Tsunami generation images by USGS.
Subduction Zones are Potential Tsunami Locations
Most tsunamis are caused by earthquakes generated in a subduction zone, an area where an oceanic plate is being forced down into the mantle by plate tectonic forces. The friction between the subducting plate and the overriding plate is enormous. This friction prevents a slow and steady rate of subduction and instead the two plates become "stuck."

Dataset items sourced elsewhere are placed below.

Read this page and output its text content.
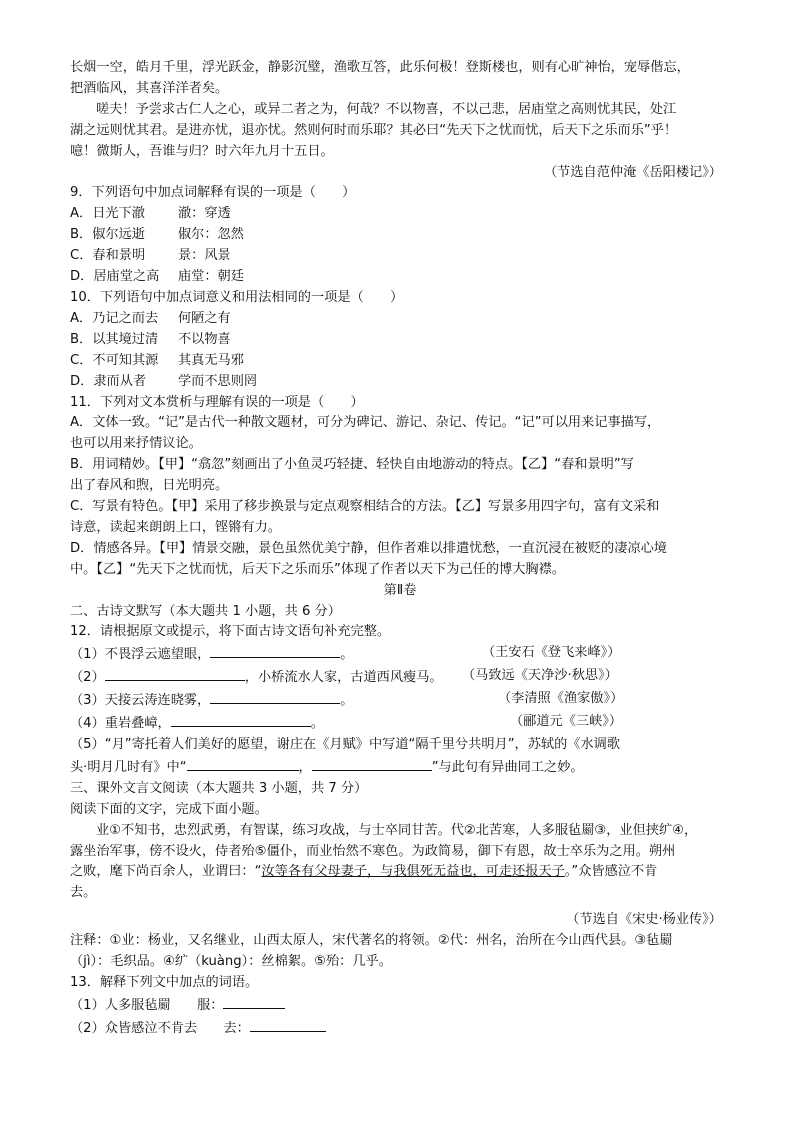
长烟一空，皓月千里，浮光跃金，静影沉璧，渔歌互答，此乐何极！登斯楼也，则有心旷神怡，宠辱偕忘，
把酒临风，其喜洋洋者矣。
嗟夫！予尝求古仁人之心，或异二者之为，何哉？不以物喜，不以己悲，居庙堂之高则忧其民，处江
湖之远则忧其君。是进亦忧，退亦忧。然则何时而乐耶？其必曰“先天下之忧而忧，后天下之乐而乐”乎！
噫！微斯人，吾谁与归？时六年九月十五日。
（节选自范仲淹《岳阳楼记》）
9．下列语句中加点词解释有误的一项是（　　）
A．日光下澈	澈：穿透
B．俶尔远逝	俶尔：忽然
C．春和景明 景：风景
D．居庙堂之高 庙堂：朝廷
10．下列语句中加点词意义和用法相同的一项是（　　）
A．乃记之而去 何陋之有
B．以其境过清 不以物喜
C．不可知其源 其真无马邪
D．隶而从者 学而不思则罔
11．下列对文本赏析与理解有误的一项是（　　）
A．文体一致。“记”是古代一种散文题材，可分为碑记、游记、杂记、传记。“记”可以用来记事描写，
也可以用来抒情议论。
B．用词精妙。【甲】“翕忽”刻画出了小鱼灵巧轻捷、轻快自由地游动的特点。【乙】“春和景明”写
出了春风和煦，日光明亮。
C．写景有特色。【甲】采用了移步换景与定点观察相结合的方法。【乙】写景多用四字句，富有文采和
诗意，读起来朗朗上口，铿锵有力。
D．情感各异。【甲】情景交融，景色虽然优美宁静，但作者难以排遣忧愁，一直沉浸在被贬的凄凉心境
中。【乙】“先天下之忧而忧，后天下之乐而乐”体现了作者以天下为己任的博大胸襟。
第Ⅱ卷
二、古诗文默写（本大题共 1 小题，共 6 分）
12．请根据原文或提示，将下面古诗文语句补充完整。
（1）不畏浮云遮望眼，	。	（王安石《登飞来峰》）
（2）	，小桥流水人家，古道西风瘦马。 （马致远《天净沙·秋思》）
（3）天接云涛连晓雾，	。	（李清照《渔家傲》）
（4）重岩叠嶂，	。	（郦道元《三峡》）
（5）“月”寄托着人们美好的愿望，谢庄在《月赋》中写道“隔千里兮共明月”，苏轼的《水调歌
头·明月几时有》中“	，	”与此句有异曲同工之妙。
三、课外文言文阅读（本大题共 3 小题，共 7 分）
阅读下面的文字，完成下面小题。
业①不知书，忠烈武勇，有智谋，练习攻战，与士卒同甘苦。代②北苦寒，人多服毡罽③，业但挟纩④，
露坐治军事，傍不设火，侍者殆⑤僵仆，而业怡然不寒色。为政简易，御下有恩，故士卒乐为之用。朔州
之败，麾下尚百余人，业谓曰：“汝等各有父母妻子，与我俱死无益也，可走还报天子。”众皆感泣不肯
去。
（节选自《宋史·杨业传》）
注释：①业：杨业，又名继业，山西太原人，宋代著名的将领。②代：州名，治所在今山西代县。③毡罽
（jì）：毛织品。④纩（kuàng）：丝棉絮。⑤殆：几乎。
13．解释下列文中加点的词语。
（1）人多服毡罽　　服：
（2）众皆感泣不肯去　　去：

Accumulated Seismic Energy
As the stuck plate continues to descend into the mantle, the motion causes a slow distortion of the overriding plate. The result is an accumulation of energy very similar to the energy stored in a compressed spring. Energy can accumulate in the overriding plate over a long period of time - decades or even centuries.
Earthquake Causes Tsunami
Energy accumulates in the overriding plate until it exceeds the frictional forces between the two stuck plates. When this happens, the overriding plate snaps back into an unrestrained position. This sudden motion is the cause of the tsunami - because it gives an enormous shove to the overlying water. At the same time, inland areas of the overriding plate are suddenly lowered.
Tsunami Races Away From the Epicenter
The moving wave begins travelling out from where the earthquake has occurred. Some of the water travels out and across the ocean basin, and at the same time, water rushes landward to flood the recently lowered shoreline.
Tsunamis Travel Rapidly Across Ocean Basin
Tsunamis travel swiftly across the open ocean. The map on this page shows how a tsunami produced by an earthquake along the coast of Chile in 1960 traveled across the Pacific Ocean, reaching Hawaii in about 15 hours and Japan in less than 24 hours.
All images shown above are by USGS.
Tsunami "Wave Train"
Many people have the mistaken belief that tsunamis are single waves. They are not. Instead tsunamis are "wave trains" consisting of multiple waves. The chart on this page is a tidal gauge record from Onagawa, Japan beginning at the time of the 1960 Chile earthquake. Time is plotted along the horizontal axis and water level is plotted on the vertical axis. Note the normal rise and fall of the ocean surface, caused by tides, during the early part of this record. Then recorded are a few waves a little larger than normal followed by several much larger waves. In many tsunami events, the shoreline is pounded by repeated large waves.